Friday, 7 June 2013

Half-Life Day

Gaynor and I celebrated our twentieth wedding anniversary a little while ago and, since we were married fairly young, I started wondering how much of my life I have spent married to her. The outcome of that wondering is that I realised that yesterday, 6th of June, I have spent exactly[1] half my life -- 7588 days -- with her.

Even better, I got to spend a lunchtime date with her today at an exhibit at the National Library. While Gaynor has yet to reach her half-life day I can only say, I love what she's done for me so far.

Half-Life Date
A great time with a wonderful woman on a beautiful day -- just like the other 7588 of them.

[1] Accurate to a resolution of a day -- still, that's an error of 6.6x10-3%

Sunday, 2 June 2013

Motorcycling Again

Late last November an odd thing happened. I'd just arrived home on the Silver Numbat and placing her up on her centre stand with the usual creak and groan, I heard a plop from a couple of metres away. Investigating revealed the end of a large bolt with a nut on it. Not only unexpected, it was a bit disconcerting having never sheared a bolt that way before (not going to list all the ways I have torn one apart though).

The Cause
The Cause -- wear grooves in the ground, hardened steel bushing seized against the needle bearing in the swing arm.

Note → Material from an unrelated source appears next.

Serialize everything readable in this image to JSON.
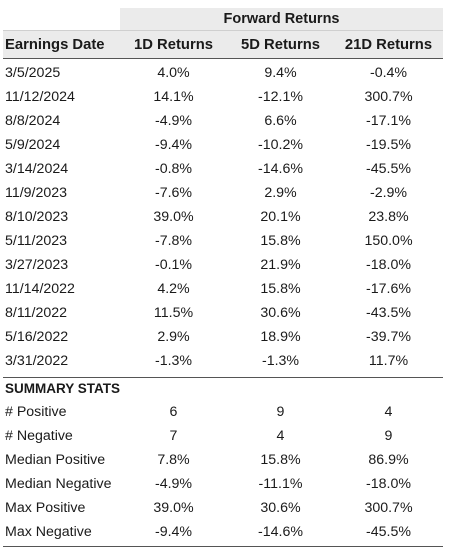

I gingerly brought the bike down off it's stand and wheeled it through to the de facto repair area next to the shed. Given that the swing arm seemed to be hanging on by only a few millimetres of shaft at one end, I decided best not to ride it until repaired -- losing a swing arm and then a rear wheel at 100km/hr is not my idea of a good time.

Unfortunately, I knew the bike couldn't be looked at until at least January. December was filled with a conference in Japan, a wedding in Adelaide, a deadline at work and then Christmas and New Years. January rolled around and I decided I needed to finish the house extension plans first. Fast forward three more months, plans are not quite finished but my patience at missing out on riding the motorcycle is.

Redback comes to the party
Showing good taste in both humans and motorcycles, this redback decided the chain guard was a good place to hang out. Leave something long enough around here and they usually set up shop.

First thing is that the old bolt needs to come out. I should have realised that anything that would hold the shaft sufficiently well that it could be twisted in two was not going to release its precious easily. I think my fears of losing a swing arm and rear well headin down the freeway were unfounded. Still, not worth the risk :)

Shaft Extraction
Seized bearings and a neat fitting shaft don't make for a pleasant extraction.

Rear wheel, chain and suspension-attaching bolts are removed in preparation. The shaft should come out using a simple 'tapping with a suitable drift'[1], however it resists my subtle, and then not-so-subtle, charms. Eventually I decide a more custom approach is needed. The shaft is 16mm diameter so I drill and tap an M10 hole into the end of it. A threaded rod goes into that and a nut, winding against a thrust plate slowly draws the bolt out with much angst, creaking and groaning -- some of it from the shaft. Eventually, all is apart and an inspection reveals groove marks on the hardened steel of the bushings, so it's likely the bushings seized and placing the motorcycle up on to the centre stand sheared the bolt.

A new bolt is not available as a part to buy so a scrounge through the wreckers -- same ones who had previously come to the rescue -- yielded one close enough that a favour from a colleague with a lathe at work modified it to a usable condition. An M16 nylock nut, larger than the one on the original shaft, just squeezes in to the space in the bike frame, so further modifications are averted. :) Other parts, the bushings, dust seals and a new chain guard for the swing arm, are ordered and when everything finally comes in, it's in to the mechanic who fits the new bearings with a hydraulic press I'm unlikely to ever own. :(

Motorcycling Again
All back together again; new parts and cleaned parts living in harmony.

A replacement rear brake disc goes on instead of the legally-too-thin one that was there, parts get a bit of a clean and it all goes back together fairly easily, about a month after deciding to get her repaired and six months after putting her off duty. Unfortunately, the delay has meant I've essentially missed all the lovely summer riding and we are now well into sub-freezing morning temperatures. Still, I did a happy dance after the first ride . :)

[1] This is a typical phrase from many a vehicle repair manual. As long as you have a collection of about twenty steel bars, rods, bearings and sockets you'll usually find something 'suitable'. The 'tapping' is always repair manual humour.